У кого что болит (сборник)
– Мистер Поуп, вы, разумеется, совершенно уверены в том, что видели ее?
В голосе Гандербая прозвучала саркастическая нотка, чего он не позволил бы себе при обычных обстоятельствах.
– Не кажется ли вам, что вы могли себе все это вообразить, а, мистер Поуп?
Судя по тому, как Гандербай смотрел на Гарри, сарказм его не нужно было принимать всерьез. Просто он пытался разрядить обстановку.
Гарри стоял на кровати в своей полосатой пижаме, свирепо глядя на Гандербая, и краска постепенно заливала его лицо.
– Не хочешь ли ты сказать, что я все выдумал? – закричал он.
Гандербай стоял и смотрел на Гарри. Гарри сделал шаг вперед на кровати, и глаза его сверкнули.
– Ты, индусская крыса!
– Успокойся, Гарри! – сказал я.
– Ты, грязный черномазый…
– Гарри! – вскричал я. – Молчи, Гарри!
То, что он говорил, было ужасно.
Гандербай вышел из комнаты, будто нас в ней и не было вовсе, и я последовал за ним. Положив ему руку на плечо, я вышел вместе с ним на веранду.
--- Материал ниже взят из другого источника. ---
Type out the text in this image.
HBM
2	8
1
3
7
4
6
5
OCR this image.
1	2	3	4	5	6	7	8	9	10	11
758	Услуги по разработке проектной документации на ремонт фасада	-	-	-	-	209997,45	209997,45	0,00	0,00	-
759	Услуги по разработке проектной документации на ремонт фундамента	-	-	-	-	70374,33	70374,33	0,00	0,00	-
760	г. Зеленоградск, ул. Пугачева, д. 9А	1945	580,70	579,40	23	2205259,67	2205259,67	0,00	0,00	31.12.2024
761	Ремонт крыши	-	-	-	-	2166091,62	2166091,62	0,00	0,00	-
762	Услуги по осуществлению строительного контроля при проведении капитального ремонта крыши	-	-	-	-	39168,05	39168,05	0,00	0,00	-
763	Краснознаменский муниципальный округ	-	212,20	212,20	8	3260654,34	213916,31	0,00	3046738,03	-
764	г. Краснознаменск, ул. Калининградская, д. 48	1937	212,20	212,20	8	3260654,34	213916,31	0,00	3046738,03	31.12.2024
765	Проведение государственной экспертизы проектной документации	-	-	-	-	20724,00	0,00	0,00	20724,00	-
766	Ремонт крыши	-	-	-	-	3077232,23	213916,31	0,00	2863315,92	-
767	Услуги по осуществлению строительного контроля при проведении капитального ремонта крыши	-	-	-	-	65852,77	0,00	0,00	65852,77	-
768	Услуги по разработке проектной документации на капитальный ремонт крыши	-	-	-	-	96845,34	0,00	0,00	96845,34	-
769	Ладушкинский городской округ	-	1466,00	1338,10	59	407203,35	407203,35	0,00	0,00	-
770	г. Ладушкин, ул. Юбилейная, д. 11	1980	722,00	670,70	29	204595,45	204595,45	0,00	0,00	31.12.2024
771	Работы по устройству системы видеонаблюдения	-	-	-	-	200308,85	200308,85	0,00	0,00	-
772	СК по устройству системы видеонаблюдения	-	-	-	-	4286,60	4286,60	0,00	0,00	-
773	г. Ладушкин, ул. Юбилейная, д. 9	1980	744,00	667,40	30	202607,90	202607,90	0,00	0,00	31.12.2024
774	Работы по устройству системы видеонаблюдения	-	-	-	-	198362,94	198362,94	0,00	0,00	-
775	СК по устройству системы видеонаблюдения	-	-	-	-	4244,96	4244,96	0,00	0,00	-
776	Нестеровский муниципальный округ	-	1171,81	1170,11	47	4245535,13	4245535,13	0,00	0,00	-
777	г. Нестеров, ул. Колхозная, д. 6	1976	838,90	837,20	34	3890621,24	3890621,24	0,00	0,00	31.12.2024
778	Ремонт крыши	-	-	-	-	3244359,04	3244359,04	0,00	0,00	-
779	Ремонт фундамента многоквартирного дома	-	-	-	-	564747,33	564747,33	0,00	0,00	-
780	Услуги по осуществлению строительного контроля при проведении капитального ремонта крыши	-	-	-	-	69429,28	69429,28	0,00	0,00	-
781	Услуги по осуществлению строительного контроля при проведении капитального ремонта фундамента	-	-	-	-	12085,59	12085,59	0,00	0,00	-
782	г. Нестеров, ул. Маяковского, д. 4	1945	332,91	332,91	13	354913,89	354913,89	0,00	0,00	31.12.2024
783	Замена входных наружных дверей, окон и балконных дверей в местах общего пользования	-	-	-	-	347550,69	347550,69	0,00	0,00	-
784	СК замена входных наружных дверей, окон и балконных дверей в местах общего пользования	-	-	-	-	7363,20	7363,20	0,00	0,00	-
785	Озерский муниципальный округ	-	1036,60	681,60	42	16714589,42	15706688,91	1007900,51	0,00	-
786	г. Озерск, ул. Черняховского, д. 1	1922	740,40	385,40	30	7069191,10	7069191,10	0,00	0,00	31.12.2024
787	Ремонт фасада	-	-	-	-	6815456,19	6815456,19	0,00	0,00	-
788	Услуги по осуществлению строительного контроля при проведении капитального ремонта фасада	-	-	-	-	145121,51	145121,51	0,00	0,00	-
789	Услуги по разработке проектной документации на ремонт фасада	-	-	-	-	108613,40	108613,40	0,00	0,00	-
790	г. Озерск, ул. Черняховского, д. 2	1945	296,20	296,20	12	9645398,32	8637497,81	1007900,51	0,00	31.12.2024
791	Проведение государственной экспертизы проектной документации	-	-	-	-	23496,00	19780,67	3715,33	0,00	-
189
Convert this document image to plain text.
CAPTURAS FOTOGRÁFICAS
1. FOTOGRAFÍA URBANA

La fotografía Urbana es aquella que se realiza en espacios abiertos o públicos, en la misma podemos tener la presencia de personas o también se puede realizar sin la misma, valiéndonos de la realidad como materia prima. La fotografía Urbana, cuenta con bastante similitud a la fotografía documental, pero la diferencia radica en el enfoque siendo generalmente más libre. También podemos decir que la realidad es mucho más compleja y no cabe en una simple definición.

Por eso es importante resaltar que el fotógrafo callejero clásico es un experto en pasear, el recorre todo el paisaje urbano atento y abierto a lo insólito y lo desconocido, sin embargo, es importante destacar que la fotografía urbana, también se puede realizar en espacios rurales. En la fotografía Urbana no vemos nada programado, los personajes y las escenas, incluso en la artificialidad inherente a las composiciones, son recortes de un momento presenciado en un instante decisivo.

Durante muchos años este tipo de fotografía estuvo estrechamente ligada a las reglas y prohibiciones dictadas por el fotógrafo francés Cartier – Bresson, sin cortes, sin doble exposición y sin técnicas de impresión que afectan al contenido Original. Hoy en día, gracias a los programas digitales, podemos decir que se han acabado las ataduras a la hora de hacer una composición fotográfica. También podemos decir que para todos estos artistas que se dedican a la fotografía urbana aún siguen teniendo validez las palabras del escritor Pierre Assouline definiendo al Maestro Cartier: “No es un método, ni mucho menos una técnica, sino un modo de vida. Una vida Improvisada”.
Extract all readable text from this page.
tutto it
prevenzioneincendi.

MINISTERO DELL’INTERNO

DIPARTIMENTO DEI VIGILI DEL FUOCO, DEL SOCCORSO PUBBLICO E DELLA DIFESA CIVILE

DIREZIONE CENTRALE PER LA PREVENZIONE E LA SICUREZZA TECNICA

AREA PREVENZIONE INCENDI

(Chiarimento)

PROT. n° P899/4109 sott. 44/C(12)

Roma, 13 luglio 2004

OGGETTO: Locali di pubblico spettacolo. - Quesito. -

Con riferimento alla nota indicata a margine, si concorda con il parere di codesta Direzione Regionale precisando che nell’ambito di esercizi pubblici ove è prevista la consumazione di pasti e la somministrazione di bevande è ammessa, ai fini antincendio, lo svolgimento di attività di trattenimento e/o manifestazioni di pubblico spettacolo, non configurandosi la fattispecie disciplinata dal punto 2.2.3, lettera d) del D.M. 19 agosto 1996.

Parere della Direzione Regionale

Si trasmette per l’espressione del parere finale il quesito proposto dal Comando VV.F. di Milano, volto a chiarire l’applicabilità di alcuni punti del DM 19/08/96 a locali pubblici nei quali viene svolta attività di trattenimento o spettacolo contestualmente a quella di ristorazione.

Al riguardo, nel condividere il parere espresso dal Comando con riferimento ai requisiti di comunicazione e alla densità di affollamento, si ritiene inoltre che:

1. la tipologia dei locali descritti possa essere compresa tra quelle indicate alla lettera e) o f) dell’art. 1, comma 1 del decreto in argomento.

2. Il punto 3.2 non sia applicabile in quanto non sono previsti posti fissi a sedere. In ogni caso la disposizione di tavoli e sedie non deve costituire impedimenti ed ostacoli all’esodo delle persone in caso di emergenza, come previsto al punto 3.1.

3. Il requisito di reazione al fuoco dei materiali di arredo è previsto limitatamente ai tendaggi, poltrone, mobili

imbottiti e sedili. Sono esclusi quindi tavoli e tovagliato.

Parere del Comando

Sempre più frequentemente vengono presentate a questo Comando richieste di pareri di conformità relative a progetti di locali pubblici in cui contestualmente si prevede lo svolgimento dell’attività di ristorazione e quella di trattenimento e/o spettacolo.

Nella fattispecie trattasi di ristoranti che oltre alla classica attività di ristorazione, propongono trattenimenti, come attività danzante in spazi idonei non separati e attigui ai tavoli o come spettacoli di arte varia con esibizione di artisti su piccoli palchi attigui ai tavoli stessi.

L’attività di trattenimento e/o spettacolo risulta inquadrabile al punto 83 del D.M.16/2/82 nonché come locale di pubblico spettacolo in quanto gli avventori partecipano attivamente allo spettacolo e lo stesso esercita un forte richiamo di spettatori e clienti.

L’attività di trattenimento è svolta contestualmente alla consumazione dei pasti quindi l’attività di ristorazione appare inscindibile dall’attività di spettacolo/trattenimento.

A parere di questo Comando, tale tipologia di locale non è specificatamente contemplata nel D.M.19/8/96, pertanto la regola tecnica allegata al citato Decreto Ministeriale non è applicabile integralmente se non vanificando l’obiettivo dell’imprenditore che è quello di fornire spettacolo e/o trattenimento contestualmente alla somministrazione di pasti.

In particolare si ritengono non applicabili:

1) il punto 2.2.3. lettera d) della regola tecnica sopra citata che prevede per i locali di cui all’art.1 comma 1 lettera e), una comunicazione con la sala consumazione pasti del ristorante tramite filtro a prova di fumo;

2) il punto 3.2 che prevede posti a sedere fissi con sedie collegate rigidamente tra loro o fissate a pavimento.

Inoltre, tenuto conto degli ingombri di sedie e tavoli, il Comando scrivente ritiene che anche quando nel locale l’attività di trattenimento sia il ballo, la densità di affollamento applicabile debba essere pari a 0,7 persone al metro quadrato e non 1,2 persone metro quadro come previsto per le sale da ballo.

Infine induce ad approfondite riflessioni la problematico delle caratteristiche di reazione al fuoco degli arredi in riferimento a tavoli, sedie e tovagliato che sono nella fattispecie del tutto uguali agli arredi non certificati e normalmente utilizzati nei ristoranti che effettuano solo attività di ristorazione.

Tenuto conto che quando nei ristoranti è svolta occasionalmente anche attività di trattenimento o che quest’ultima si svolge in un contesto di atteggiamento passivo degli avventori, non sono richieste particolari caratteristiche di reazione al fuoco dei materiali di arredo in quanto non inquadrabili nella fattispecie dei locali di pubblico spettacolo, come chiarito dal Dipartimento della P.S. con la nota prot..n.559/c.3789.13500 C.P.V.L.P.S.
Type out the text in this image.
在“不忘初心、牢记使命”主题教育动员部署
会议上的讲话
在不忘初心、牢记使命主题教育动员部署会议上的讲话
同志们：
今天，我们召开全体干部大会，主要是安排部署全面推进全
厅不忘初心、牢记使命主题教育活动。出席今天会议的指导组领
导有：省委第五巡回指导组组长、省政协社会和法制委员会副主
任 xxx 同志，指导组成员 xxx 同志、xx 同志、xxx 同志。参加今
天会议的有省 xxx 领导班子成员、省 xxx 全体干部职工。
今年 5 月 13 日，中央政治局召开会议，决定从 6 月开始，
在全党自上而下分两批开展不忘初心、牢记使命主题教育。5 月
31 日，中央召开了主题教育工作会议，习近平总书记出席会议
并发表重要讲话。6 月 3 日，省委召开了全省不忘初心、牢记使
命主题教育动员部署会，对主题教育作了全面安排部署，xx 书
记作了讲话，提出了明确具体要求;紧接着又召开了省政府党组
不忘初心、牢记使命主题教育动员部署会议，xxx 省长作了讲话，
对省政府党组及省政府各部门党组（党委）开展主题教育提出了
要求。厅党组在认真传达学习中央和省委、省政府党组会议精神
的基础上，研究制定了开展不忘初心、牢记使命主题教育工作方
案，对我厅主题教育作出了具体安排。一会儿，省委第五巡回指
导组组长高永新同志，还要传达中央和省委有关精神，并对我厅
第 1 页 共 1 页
– Не слушайте его, – сказал я. – Все это так на него подействовало, что он сам не знает, что говорит.
Мы сошли с веранды по ступенькам и направились по темной дорожке к тому месту, где стоял его старенький «моррис». Он открыл дверцу и сел в машину.
– Вы прекрасно поработали, – сказал я. – Огромное вам спасибо за то, что вы приехали.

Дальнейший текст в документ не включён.